El viaje del presidente de los EE.UU., Joe Biden, a Israel ha dejado dos títulos. Uno es que ha obligado o convencido al gobierno israelí para abrir un corredor humanitario desde la Franja de Gaza a Egipto. El otro es el consejo a Benjamín Netanyahu, primer ministro israelí, de no caer en la misma rabia que los EE.UU. después del atentado contra el Pentágono y las torres gemelas de Nueva York, el 11 de septiembre de 2001. El primer asunto parece más importando porque están en juego las vidas humanas de casi dos millones de gazatíes, que se amontonan —casi literalmente— en 180 kilómetros cuadrados, una superficie un poco inferior a dos Barcelonas, sin luz, gas, agua y alimentos y sometidos a bombardeos.

En cambio, el segundo —controlar la ira, más o menos justa, tras el asalto terrorista de Hamás— parece más bien una regañina del abuelo, un aviso piadoso. ¿Lo es?
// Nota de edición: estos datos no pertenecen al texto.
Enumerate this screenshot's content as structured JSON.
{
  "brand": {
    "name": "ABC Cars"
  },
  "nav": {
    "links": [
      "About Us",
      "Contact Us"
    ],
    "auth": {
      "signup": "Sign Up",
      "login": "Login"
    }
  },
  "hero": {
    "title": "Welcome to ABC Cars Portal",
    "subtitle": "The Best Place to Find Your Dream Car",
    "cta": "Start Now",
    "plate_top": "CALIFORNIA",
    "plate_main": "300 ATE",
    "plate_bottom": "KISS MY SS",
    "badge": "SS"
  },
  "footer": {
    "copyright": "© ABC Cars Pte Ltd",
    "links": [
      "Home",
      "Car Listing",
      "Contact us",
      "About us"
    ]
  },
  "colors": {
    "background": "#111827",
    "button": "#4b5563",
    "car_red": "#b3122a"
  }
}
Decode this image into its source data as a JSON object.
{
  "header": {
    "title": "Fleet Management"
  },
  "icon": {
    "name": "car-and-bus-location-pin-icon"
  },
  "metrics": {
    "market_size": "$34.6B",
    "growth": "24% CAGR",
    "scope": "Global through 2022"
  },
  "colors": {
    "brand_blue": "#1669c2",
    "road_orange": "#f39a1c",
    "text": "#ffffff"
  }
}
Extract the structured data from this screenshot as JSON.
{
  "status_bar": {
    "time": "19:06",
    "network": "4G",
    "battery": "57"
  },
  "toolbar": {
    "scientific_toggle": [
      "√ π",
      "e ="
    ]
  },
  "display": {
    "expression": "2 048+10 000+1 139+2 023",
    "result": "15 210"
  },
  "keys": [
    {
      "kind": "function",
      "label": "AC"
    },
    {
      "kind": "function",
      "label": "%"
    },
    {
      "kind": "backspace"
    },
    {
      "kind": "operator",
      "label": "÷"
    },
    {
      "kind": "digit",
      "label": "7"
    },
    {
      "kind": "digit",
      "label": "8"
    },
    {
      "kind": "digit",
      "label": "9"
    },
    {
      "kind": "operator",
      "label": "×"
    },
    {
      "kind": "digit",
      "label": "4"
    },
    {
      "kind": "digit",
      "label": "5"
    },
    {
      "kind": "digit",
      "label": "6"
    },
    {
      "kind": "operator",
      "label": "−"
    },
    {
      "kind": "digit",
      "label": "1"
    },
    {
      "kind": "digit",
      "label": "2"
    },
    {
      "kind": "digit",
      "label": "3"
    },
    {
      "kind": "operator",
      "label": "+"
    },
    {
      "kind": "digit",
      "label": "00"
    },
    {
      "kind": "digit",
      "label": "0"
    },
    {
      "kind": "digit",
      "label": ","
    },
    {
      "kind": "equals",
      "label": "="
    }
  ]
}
Quizás el presidente Biden reconoce indirectamente, lo proclama sin gritar, que los Estados Unidos —en concreto otro presidente, George W. Bush— se equivocaron al lanzar la Guerra contra el Terror el mismo año 2001, una operación antiterrorista global que ha cosechado más fracasos que éxitos, con un final desgraciado, hace dos años, en Afganistán, con el ejército norteamericano volviendo a casa con el rabo entre las piernas y dejando el país como lo encontraron: con los talibanes al frente.

Solo ABC y El Mundo han escogido abrir la portada por este enfoque de la visita de Biden. Quizás sea el bueno. Si la represión militar que está a punto de iniciar Israel se complica —no es baja la probabilidad de que así sea—, ellos y sus aliados occidentales se verán envueltos en un embrollo de proporciones bíblicas, nunca mejor dicho. Para seguir en la línea de Biden, cabe recordar que, según el Costs of War Project, las guerras posteriores al 11 de septiembre del 2001 han costado más de 8.000 millones de dólares a los EE.UU., han forzado el desplazamiento de 38 millones de personas —el segundo número mayor desde 1900— y han causado al menos 4,5 millones de muertes (directas e indirectas) en Afganistán, Iraq, Libia, Filipinas, Pakistán, Somalia, Siria y Yemen. Estos tres últimos países todavía están en guerra. La rabia sin control y el afán de venganza sin un plan claro ha tenido estas consecuencias de largo alcance. Aun las sufrimos. De eso habla Biden.

Nils Gilman es un historiador que ejerce como director adjunto de Noema, la revista del Berggruen Institute, un think tank. Ha escrito Mandarins of the Future: Modernization Theory in Cold War America, sobre una de las teorías dominantes en ciencias sociales a la segunda mitad del siglo XX. Quizás te suena Francis Fukuyama. Pues la "teoría de la modernización" corre por debajo de su tesis sobre la caída del muro de Berlín y el fin de la historia. Es decir, que Gilman no es un pipiolo ni un tertuliano. En un tuit en X, ha dicho que "Israel no tiene buenas opciones: la ocupación [de Gaza] es insostenible; un gobierno de Hamás es inaceptable; el gobierno del rival, Fatah, es indefendible; una fuerza árabe de mantenimiento de la paz es inalcanzable y un gobierno títere [en Gaza] es inimaginable". Los académicos y los influencers se equivocan, claro, y la historia tiene recodos que nadie había previsto y giros de guion contra toda lógica y precedente. Quizás Gilman se equivocará. De momento, lo que dice el tuit parece lógico y recto. No tenemos más realidad disponible para especular con otras salidas a la crisis. El mensaje de Biden a Netanyahu va por aquí. Bien valía la portada.